Now this is a REAL Venn diagram:





Or, if that is too complicated, here is a simpler (and unrelated) example of how a Venn diagram should work.

The basic argument is that the remaining EU members are not going to be willing to negotiate an exit on favorable terms.  They either want Britain to cave and agree to remain, or they want to make leaving intentionally painful.  It was rather the same with Greece, except that Greece was a lot more vulnerable than Britain.  For Britain, as for Greece, the best way out of this dilemma ("trilemma?") is to drag out negotiations until it becomes obvious to all that the EU is trying to make an example of them to show the price for wanting out.  Once that becomes apparent, it should sufficiently fire up British nationalism that the Brits will be willing to accept the hardships that accompany exit.  In other words, what is called for is a top-notch demagogue, something the Brits do not usually excel at, but they are working on it.

In any event, I count myself among people who believe that the near-term consequences of the Brexit won't be all that ruinous.  Anxiety will cause the pound to fall, British exports and tourism will boom, and it will be a case of everyone being pinched but no one being really impoverished.  What concerns me is not whether some demagogue will be able to inflame enough nationalism to persuade people to endure whatever hardships accompany leaving the EU.

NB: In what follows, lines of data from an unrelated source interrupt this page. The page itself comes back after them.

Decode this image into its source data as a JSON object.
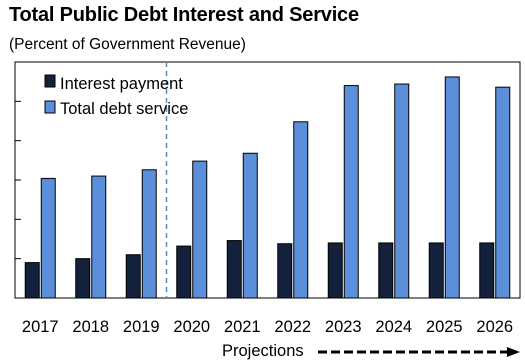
{
  "header": {
    "title": "Total Public Debt Interest and Service",
    "subtitle": "(Percent of Government Revenue)"
  },
  "projections_label": "Projections",
  "colors": {
    "interest": "#14213d",
    "debt_service": "#5b8fd9",
    "bar_outline": "#000000",
    "divider": "#4a8fbf"
  },
  "chart_data": {
    "type": "bar",
    "title": "Total Public Debt Interest and Service",
    "subtitle": "(Percent of Government Revenue)",
    "categories": [
      "2017",
      "2018",
      "2019",
      "2020",
      "2021",
      "2022",
      "2023",
      "2024",
      "2025",
      "2026"
    ],
    "series": [
      {
        "name": "Interest payment",
        "values": [
          4.5,
          5.0,
          5.5,
          6.6,
          7.3,
          6.9,
          7.0,
          7.0,
          7.0,
          7.0
        ]
      },
      {
        "name": "Total debt service",
        "values": [
          15.2,
          15.5,
          16.3,
          17.4,
          18.4,
          22.4,
          27.0,
          27.2,
          28.1,
          26.8
        ]
      }
    ],
    "ylim": [
      0,
      30
    ],
    "y_tick_labels_shown": false,
    "grid": false,
    "legend": "top-left",
    "projection_start": "2020"
  }
}
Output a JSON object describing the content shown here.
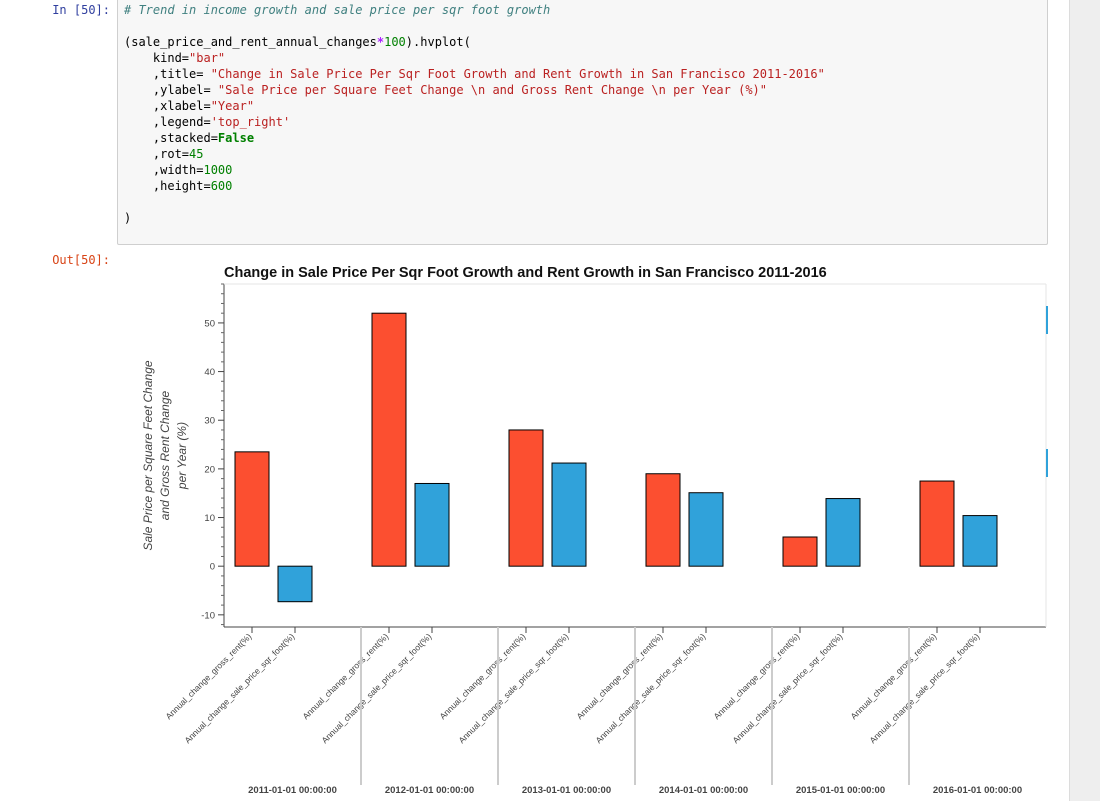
{
  "cell": {
    "in_prompt": "In [50]:",
    "out_prompt": "Out[50]:",
    "code_lines": [
      {
        "t": "comment",
        "s": "# Trend in income growth and sale price per sqr foot growth"
      },
      {
        "t": "blank"
      },
      {
        "t": "plain",
        "s": "(sale_price_and_rent_annual_changes",
        "op": "*",
        "num": "100",
        "rest": ").hvplot("
      },
      {
        "t": "kv",
        "k": "    kind=",
        "v": "\"bar\"",
        "vt": "str"
      },
      {
        "t": "kv",
        "k": "    ,title= ",
        "v": "\"Change in Sale Price Per Sqr Foot Growth and Rent Growth in San Francisco 2011-2016\"",
        "vt": "str"
      },
      {
        "t": "kv",
        "k": "    ,ylabel= ",
        "v": "\"Sale Price per Square Feet Change \\n and Gross Rent Change \\n per Year (%)\"",
        "vt": "str"
      },
      {
        "t": "kv",
        "k": "    ,xlabel=",
        "v": "\"Year\"",
        "vt": "str"
      },
      {
        "t": "kv",
        "k": "    ,legend=",
        "v": "'top_right'",
        "vt": "str"
      },
      {
        "t": "kv",
        "k": "    ,stacked=",
        "v": "False",
        "vt": "kw"
      },
      {
        "t": "kv",
        "k": "    ,rot=",
        "v": "45",
        "vt": "num"
      },
      {
        "t": "kv",
        "k": "    ,width=",
        "v": "1000",
        "vt": "num"
      },
      {
        "t": "kv",
        "k": "    ,height=",
        "v": "600",
        "vt": "num"
      },
      {
        "t": "blank"
      },
      {
        "t": "plain",
        "s": ")"
      }
    ]
  },
  "chart_data": {
    "type": "bar",
    "title": "Change in Sale Price Per Sqr Foot Growth and Rent Growth in San Francisco 2011-2016",
    "ylabel_lines": [
      "Sale Price per Square Feet Change",
      "and Gross Rent Change",
      "per Year (%)"
    ],
    "categories": [
      "2011-01-01 00:00:00",
      "2012-01-01 00:00:00",
      "2013-01-01 00:00:00",
      "2014-01-01 00:00:00",
      "2015-01-01 00:00:00",
      "2016-01-01 00:00:00"
    ],
    "series": [
      {
        "name": "Annual_change_gross_rent(%)",
        "color": "#fc4f30",
        "values": [
          23.5,
          52,
          28,
          19,
          6,
          17.5
        ]
      },
      {
        "name": "Annual_change_sale_price_sqr_foot(%)",
        "color": "#30a2da",
        "values": [
          -7.3,
          17,
          21.2,
          15.1,
          13.9,
          10.4
        ]
      }
    ],
    "yticks": [
      -10,
      0,
      10,
      20,
      30,
      40,
      50
    ],
    "ylim": [
      -12.5,
      58
    ],
    "grid": false,
    "legend": "top-right"
  }
}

It is the kind of demagogue we are most likely to see come forward.  Alexis Tsipras was the sort of demagogue I could approve of, the kind who punches up rather than kicking down.  If Tsipras had had the guts to take the Grexit (and the skill to manage it well, a dubious proposition) he would have appealed to Greek nationalism by denouncing those Eurocrats (specifically German Eurocrats) who wanted to wreck the Greek economy as a lesson to anyone else who might try to stand up to their dictates, and offer Greece as an inspiration to debtors everywhere wanting to stand up to Eurocratic/German imperialism.  It would require a certain delicacy of touch not often seen among demagogues to get the Greeks fired up enough to be able to endure the (genuinely severe) hardships that leaving the euro would have entailed without firing them up to something stupid like trash the German embassy, let alone make mob attacks on German tourists.  But at least I could trust Tsipras not to scapegoat immigrants.

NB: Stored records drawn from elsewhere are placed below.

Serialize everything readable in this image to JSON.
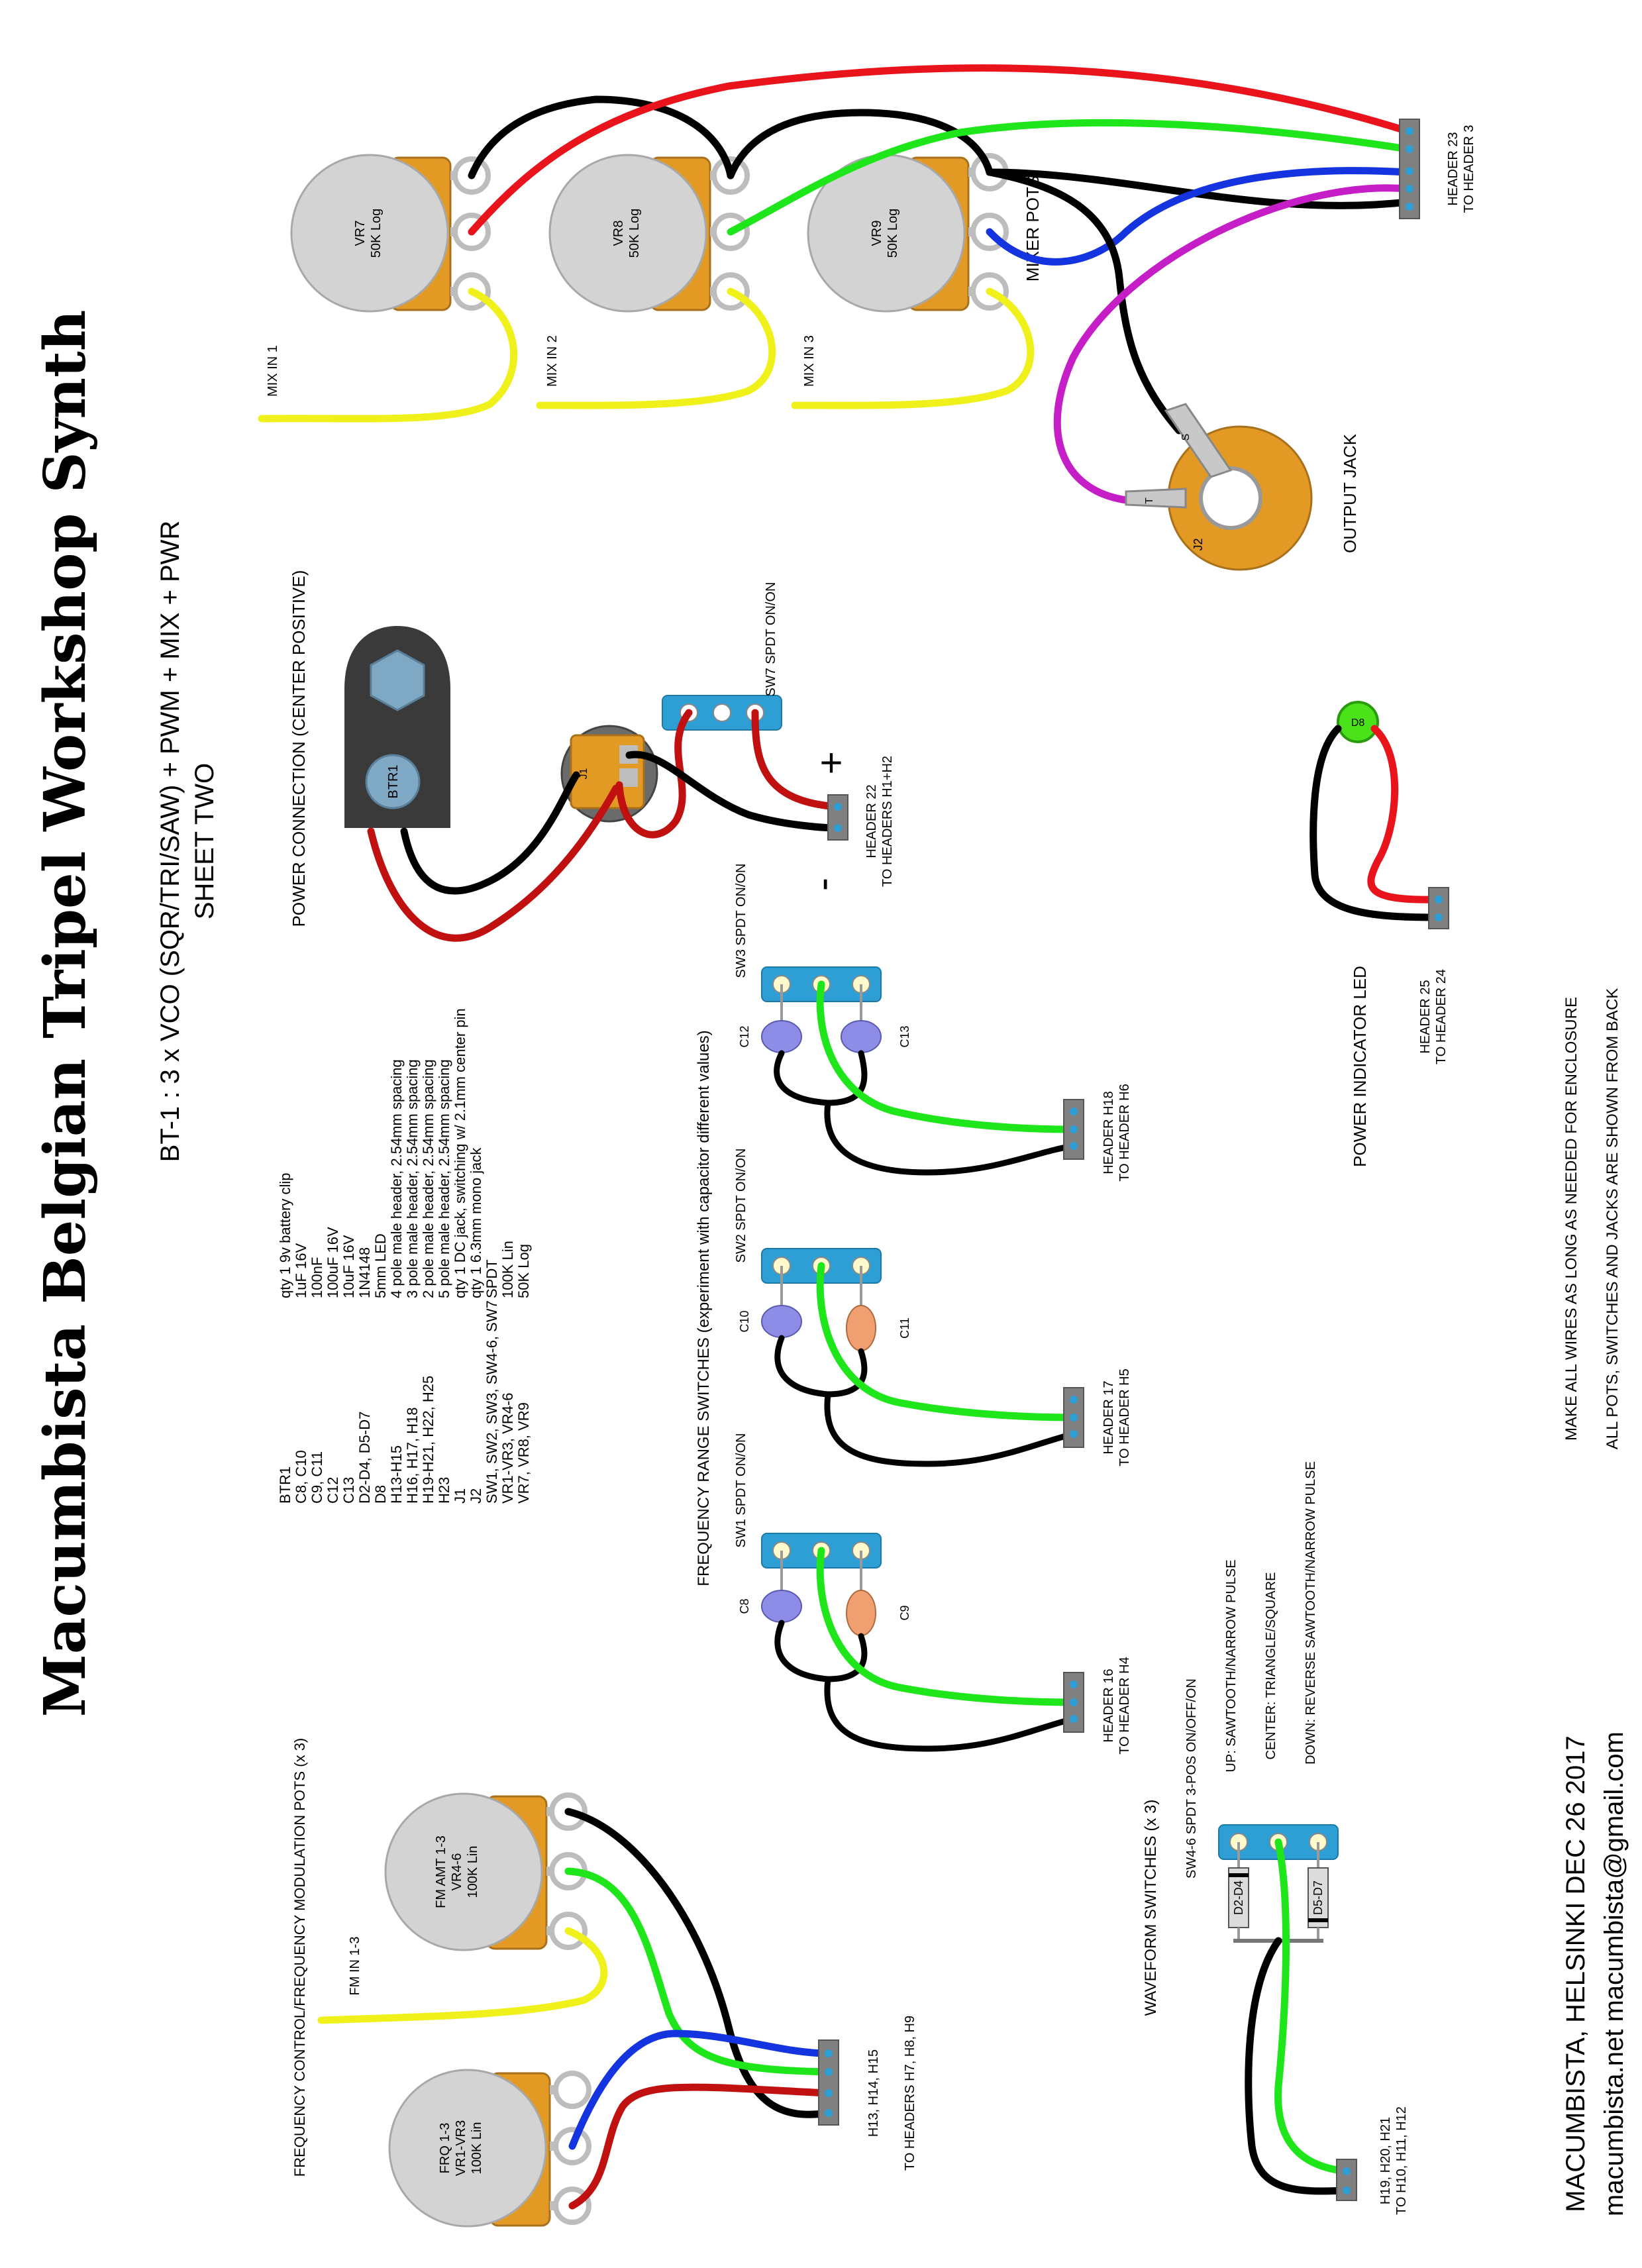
{
  "title": "Macumbista Belgian Tripel Workshop Synth",
  "subtitle": "BT-1 : 3 x VCO (SQR/TRI/SAW) + PWM + MIX + PWR",
  "sheet": "SHEET TWO",
  "colors": {
    "pot_body": "#d3d3d3",
    "pot_lug_plate": "#e39a25",
    "switch_body": "#2d9fd4",
    "jack_body": "#e39a25",
    "header_body": "#808080",
    "wire_red": "#e8131b",
    "wire_black": "#000000",
    "wire_green": "#1fe61b",
    "wire_blue": "#1434e0",
    "wire_yellow": "#f0f01a",
    "wire_magenta": "#c61ec6",
    "wire_darkred": "#c01010",
    "cap_blue": "#8d8de8",
    "cap_orange": "#f0a070",
    "led_green": "#4be21a"
  },
  "mixer": {
    "section_label": "MIXER POTS",
    "pots": [
      {
        "id": "VR7",
        "value": "50K Log"
      },
      {
        "id": "VR8",
        "value": "50K Log"
      },
      {
        "id": "VR9",
        "value": "50K Log"
      }
    ],
    "inputs": [
      "MIX IN 1",
      "MIX IN 2",
      "MIX IN 3"
    ],
    "header": {
      "name": "HEADER 23",
      "dest": "TO HEADER 3"
    },
    "jack": {
      "label": "OUTPUT JACK",
      "id": "J2",
      "pin_s": "S",
      "pin_t": "T"
    }
  },
  "power": {
    "section_label": "POWER CONNECTION (CENTER POSITIVE)",
    "battery": "BTR1",
    "dc_jack": "J1",
    "switch_label": "SW7 SPDT ON/ON",
    "header": {
      "name": "HEADER 22",
      "dest": "TO HEADERS H1+H2"
    },
    "plus": "+",
    "minus": "-"
  },
  "led": {
    "id": "D8",
    "label": "POWER INDICATOR LED",
    "header": {
      "name": "HEADER 25",
      "dest": "TO HEADER 24"
    }
  },
  "freq_range": {
    "section_label": "FREQUENCY RANGE SWITCHES (experiment with capacitor different values)",
    "switches": [
      {
        "label": "SW1 SPDT ON/ON",
        "cap_a": "C8",
        "cap_b": "C9",
        "header": "HEADER 16",
        "dest": "TO HEADER H4"
      },
      {
        "label": "SW2 SPDT ON/ON",
        "cap_a": "C10",
        "cap_b": "C11",
        "header": "HEADER 17",
        "dest": "TO HEADER H5"
      },
      {
        "label": "SW3 SPDT ON/ON",
        "cap_a": "C12",
        "cap_b": "C13",
        "header": "HEADER H18",
        "dest": "TO HEADER H6"
      }
    ]
  },
  "bom": {
    "refs": [
      "BTR1",
      "C8, C10",
      "C9, C11",
      "C12",
      "C13",
      "D2-D4, D5-D7",
      "D8",
      "H13-H15",
      "H16, H17, H18",
      "H19-H21, H22, H25",
      "H23",
      "J1",
      "J2",
      "SW1, SW2, SW3, SW4-6, SW7",
      "VR1-VR3, VR4-6",
      "VR7, VR8, VR9"
    ],
    "descs": [
      "qty 1    9v battery clip",
      "1uF 16V",
      "100nF",
      "100uF 16V",
      "10uF 16V",
      "1N4148",
      "5mm LED",
      "4 pole male header, 2.54mm spacing",
      "3 pole male header, 2.54mm spacing",
      "2 pole male header, 2.54mm spacing",
      "5 pole male header, 2.54mm spacing",
      "qty 1  DC jack, switching w/ 2.1mm center pin",
      "qty 1  6.3mm mono jack",
      "SPDT",
      "100K Lin",
      "50K Log"
    ]
  },
  "fm": {
    "section_label": "FREQUENCY CONTROL/FREQUENCY MODULATION POTS (x 3)",
    "pot_fm": {
      "name": "FM AMT 1-3",
      "ref": "VR4-6",
      "value": "100K Lin"
    },
    "pot_frq": {
      "name": "FRQ 1-3",
      "ref": "VR1-VR3",
      "value": "100K Lin"
    },
    "input": "FM IN 1-3",
    "header": {
      "name": "H13, H14, H15",
      "dest": "TO HEADERS H7, H8, H9"
    }
  },
  "waveform": {
    "section_label": "WAVEFORM SWITCHES (x 3)",
    "switch_label": "SW4-6 SPDT 3-POS ON/OFF/ON",
    "up": "UP: SAWTOOTH/NARROW PULSE",
    "center": "CENTER: TRIANGLE/SQUARE",
    "down": "DOWN: REVERSE SAWTOOTH/NARROW PULSE",
    "diode_a": "D2-D4",
    "diode_b": "D5-D7",
    "header": {
      "name": "H19, H20, H21",
      "dest": "TO H10, H11, H12"
    }
  },
  "notes": {
    "line1": "MAKE ALL WIRES AS LONG AS NEEDED FOR ENCLOSURE",
    "line2": "ALL POTS, SWITCHES AND JACKS ARE SHOWN FROM BACK"
  },
  "footer": {
    "line1": "MACUMBISTA, HELSINKI DEC 26 2017",
    "line2": "macumbista.net macumbista@gmail.com"
  }
}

Boris Johnson, Britain's most promising demagogue
The problem in Britain is that anger over immigrants was probably the major factor driving the "Leave" vote.  That means that a really effective demagogue will not just be one who stokes British rage over being made an example of, but one who encourages treating immigrants as scapegoats and is willing to inflame resentment toward them.  In other words, in a land not noted for its demagogues, Britain appears to have one ready in the wings in the person of Boris Johnson, the new foreign minister, described as Donald Trump with his wig on backwards.